Das klingt aber stark verharmlosend, das kann Dr. Zakrajsek doch wohl hoffentlich nicht im Ernst meinen? :peinlich:

Sind ihm folgende Fakten bezüglich des faschistischen Italien etwa nicht bekannt: :confused:

http://de.wikipedia.org/wiki/Faschismus

Tja, wenn wikipedia die Quelle Deiner historischen und politikwissenschaftlichen Bildung ist, dann kann man Dir wegen Deiner überzogenen Empörung nicht böse sein.

Der Unterschied zwischen Totalitarismus und einem autoritären System wie dem italienischen Faschismus ist quasi die Eindringtiefe ins Leben der Herrschaftsunterworfenen.

Totalitarismus (Sowjetunion, Drittes Reich, Nordkorea, ...) will restlos alle Lebenbereiche kontrollieren und verfolgt jedwedes von seinen Normen abweichendes Verhalten, auch wenn es eigentlich nach normalen Verständnis unpolitisch ist.

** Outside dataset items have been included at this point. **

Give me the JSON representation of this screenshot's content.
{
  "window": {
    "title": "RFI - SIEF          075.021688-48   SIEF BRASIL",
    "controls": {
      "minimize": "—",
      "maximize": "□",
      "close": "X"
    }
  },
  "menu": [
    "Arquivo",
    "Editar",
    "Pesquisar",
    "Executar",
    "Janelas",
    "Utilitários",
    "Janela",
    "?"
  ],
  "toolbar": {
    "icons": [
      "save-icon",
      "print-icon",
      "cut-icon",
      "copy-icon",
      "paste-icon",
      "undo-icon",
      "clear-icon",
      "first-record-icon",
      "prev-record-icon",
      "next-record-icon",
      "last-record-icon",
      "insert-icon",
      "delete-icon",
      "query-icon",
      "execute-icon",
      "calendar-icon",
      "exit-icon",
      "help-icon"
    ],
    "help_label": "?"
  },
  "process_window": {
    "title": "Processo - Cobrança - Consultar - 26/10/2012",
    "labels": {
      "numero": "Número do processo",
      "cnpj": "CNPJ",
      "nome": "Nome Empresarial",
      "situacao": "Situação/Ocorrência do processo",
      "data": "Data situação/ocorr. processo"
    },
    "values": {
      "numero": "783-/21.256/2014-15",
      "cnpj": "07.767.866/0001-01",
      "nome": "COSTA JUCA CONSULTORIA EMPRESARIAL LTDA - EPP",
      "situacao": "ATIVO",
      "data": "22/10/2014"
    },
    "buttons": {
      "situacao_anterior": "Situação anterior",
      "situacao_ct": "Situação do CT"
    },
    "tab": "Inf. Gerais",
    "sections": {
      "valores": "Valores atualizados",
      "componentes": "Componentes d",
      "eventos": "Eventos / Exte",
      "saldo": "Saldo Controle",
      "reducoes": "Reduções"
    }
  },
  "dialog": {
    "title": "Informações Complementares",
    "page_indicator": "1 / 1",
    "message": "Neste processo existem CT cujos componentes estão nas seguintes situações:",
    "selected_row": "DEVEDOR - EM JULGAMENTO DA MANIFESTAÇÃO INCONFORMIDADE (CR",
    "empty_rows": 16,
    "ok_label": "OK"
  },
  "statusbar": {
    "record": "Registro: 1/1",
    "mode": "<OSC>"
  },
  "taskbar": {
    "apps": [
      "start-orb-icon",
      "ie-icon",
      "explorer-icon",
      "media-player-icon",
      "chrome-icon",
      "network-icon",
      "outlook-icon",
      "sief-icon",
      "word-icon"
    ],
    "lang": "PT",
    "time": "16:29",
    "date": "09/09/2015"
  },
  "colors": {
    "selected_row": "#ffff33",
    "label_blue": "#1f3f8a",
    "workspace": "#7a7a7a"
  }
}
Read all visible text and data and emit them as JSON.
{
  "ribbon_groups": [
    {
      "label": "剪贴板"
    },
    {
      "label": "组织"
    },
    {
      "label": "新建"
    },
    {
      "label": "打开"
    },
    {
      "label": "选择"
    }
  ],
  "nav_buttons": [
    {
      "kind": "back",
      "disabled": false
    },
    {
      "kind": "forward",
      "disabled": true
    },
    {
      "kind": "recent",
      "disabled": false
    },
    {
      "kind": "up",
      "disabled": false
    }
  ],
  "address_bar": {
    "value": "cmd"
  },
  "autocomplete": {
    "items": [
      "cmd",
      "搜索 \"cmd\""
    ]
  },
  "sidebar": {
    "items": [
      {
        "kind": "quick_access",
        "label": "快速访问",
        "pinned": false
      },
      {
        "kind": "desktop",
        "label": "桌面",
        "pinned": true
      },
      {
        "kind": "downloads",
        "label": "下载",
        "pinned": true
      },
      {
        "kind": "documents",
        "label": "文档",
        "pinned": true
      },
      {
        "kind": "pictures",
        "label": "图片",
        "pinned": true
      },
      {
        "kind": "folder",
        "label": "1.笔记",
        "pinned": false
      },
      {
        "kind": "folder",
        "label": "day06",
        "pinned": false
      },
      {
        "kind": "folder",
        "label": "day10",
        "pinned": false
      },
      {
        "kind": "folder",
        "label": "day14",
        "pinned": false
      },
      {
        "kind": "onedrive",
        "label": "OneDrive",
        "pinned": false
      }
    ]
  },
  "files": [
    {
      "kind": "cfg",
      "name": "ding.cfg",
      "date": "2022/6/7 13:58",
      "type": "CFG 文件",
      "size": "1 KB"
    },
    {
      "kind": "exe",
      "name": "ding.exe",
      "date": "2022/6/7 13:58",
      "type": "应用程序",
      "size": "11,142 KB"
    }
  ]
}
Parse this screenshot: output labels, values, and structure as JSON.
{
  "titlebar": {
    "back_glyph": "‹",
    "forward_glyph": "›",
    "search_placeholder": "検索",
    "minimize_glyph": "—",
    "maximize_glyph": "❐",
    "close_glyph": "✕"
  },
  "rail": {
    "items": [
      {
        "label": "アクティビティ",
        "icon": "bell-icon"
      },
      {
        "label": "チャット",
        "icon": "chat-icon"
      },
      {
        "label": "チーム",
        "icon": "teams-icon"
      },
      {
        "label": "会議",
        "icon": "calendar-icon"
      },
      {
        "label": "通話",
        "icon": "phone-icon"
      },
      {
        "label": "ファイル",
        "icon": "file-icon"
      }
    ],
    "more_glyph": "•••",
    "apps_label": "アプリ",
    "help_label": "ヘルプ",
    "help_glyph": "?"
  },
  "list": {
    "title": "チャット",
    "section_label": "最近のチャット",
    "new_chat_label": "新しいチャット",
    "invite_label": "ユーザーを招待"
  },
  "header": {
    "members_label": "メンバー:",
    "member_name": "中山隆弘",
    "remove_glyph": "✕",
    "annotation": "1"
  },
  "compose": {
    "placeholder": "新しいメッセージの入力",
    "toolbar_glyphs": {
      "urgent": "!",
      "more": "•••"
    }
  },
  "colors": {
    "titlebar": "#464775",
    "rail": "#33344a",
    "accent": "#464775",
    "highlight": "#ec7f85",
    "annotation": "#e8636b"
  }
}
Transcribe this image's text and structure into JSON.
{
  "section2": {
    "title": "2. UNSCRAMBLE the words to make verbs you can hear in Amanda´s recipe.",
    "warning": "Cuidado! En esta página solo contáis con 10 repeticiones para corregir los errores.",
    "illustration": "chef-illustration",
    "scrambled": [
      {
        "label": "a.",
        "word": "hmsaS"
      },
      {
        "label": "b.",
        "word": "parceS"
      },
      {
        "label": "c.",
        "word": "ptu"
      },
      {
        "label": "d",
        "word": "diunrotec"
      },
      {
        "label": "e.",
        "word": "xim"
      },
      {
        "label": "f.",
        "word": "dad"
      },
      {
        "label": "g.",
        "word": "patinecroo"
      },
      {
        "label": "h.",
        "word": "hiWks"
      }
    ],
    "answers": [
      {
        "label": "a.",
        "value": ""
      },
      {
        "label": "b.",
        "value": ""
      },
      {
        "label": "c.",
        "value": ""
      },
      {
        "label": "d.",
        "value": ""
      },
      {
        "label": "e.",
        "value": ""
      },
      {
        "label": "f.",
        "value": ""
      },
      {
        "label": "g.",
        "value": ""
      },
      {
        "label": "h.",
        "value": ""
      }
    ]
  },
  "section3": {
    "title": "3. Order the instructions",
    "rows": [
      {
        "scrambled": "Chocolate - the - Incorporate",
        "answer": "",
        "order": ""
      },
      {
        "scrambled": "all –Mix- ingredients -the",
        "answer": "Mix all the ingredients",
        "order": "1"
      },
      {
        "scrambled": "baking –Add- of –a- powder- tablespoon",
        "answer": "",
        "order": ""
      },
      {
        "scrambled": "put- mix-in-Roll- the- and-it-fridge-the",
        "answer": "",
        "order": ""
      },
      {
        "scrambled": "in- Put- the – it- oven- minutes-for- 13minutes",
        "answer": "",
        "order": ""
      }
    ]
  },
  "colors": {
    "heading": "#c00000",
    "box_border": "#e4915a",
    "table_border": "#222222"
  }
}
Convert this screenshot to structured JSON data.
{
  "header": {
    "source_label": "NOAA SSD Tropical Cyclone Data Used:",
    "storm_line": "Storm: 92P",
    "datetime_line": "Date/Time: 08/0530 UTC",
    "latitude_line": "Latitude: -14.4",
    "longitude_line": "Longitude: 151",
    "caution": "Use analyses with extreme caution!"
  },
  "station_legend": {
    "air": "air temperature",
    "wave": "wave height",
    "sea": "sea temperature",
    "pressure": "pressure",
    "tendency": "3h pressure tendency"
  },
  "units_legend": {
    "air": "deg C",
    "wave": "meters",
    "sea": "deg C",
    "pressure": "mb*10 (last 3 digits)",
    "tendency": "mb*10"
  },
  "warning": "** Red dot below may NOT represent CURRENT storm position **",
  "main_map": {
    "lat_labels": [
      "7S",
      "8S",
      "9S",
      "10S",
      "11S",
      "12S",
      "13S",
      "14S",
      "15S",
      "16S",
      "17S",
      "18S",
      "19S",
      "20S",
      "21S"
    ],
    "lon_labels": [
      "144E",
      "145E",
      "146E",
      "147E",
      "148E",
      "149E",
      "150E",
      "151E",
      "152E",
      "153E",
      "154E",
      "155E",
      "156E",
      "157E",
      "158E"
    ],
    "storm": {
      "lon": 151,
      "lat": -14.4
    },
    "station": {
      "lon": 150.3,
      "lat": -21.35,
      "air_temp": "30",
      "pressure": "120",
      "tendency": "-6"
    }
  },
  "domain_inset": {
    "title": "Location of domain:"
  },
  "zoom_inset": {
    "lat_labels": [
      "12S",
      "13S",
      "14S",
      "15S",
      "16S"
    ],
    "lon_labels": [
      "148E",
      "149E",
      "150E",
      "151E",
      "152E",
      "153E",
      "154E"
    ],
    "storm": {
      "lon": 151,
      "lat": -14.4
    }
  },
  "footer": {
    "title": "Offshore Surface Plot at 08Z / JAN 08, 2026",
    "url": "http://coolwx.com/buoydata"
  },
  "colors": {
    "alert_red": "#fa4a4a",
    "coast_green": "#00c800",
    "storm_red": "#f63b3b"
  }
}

Z.B.: Verfolgung Homosexueller, Verfolgung von Religionsgruppen oder Rassen etcetc

Autoritäre System sind damit zufrieden, den politischen Bereich zu kontrollieren. D.h. solange man nicht auf der Straße rumrennt und "Nieder mit der Regierung!" schreit, hat man dort weitgehend seine Ruhe - solange man eben politisch kuscht. Unter Mussolini war es kein Problem Jude, Homosexueller oder sonstwas zu sein. Die Judenverfolgung hat erst mit der deutschen Besetzung nach der italienischen Kapitulation vom September 1943 eingesetzt.

Das ist natürlich keine Rechtfertigung des Systems Mussolini, das ebenfalls verbrecherisch war. So, wie richtig von wikipedia ausgeführt, z.B. Kriegsverbrechen wie z.B. der Einsatz von Giftgas in Abessinien. Aber politisch war das ein anderer Typus als der Nationalsozialismus, eben autoritär und nicht totalitär.

Inwiefern es sinnvoll ist, daß der IWÖ-GenSek. solche Betrachtungen anstellt und historische Diskussionen führt, die eigentlich besser in einem Hörsaal aufgehoben wären, steht natürlich auf einem anderen Blatt und insofern gebe ich Dir wieder Recht, die Querschüsse laden geradezu zu Mißverständnissen ein.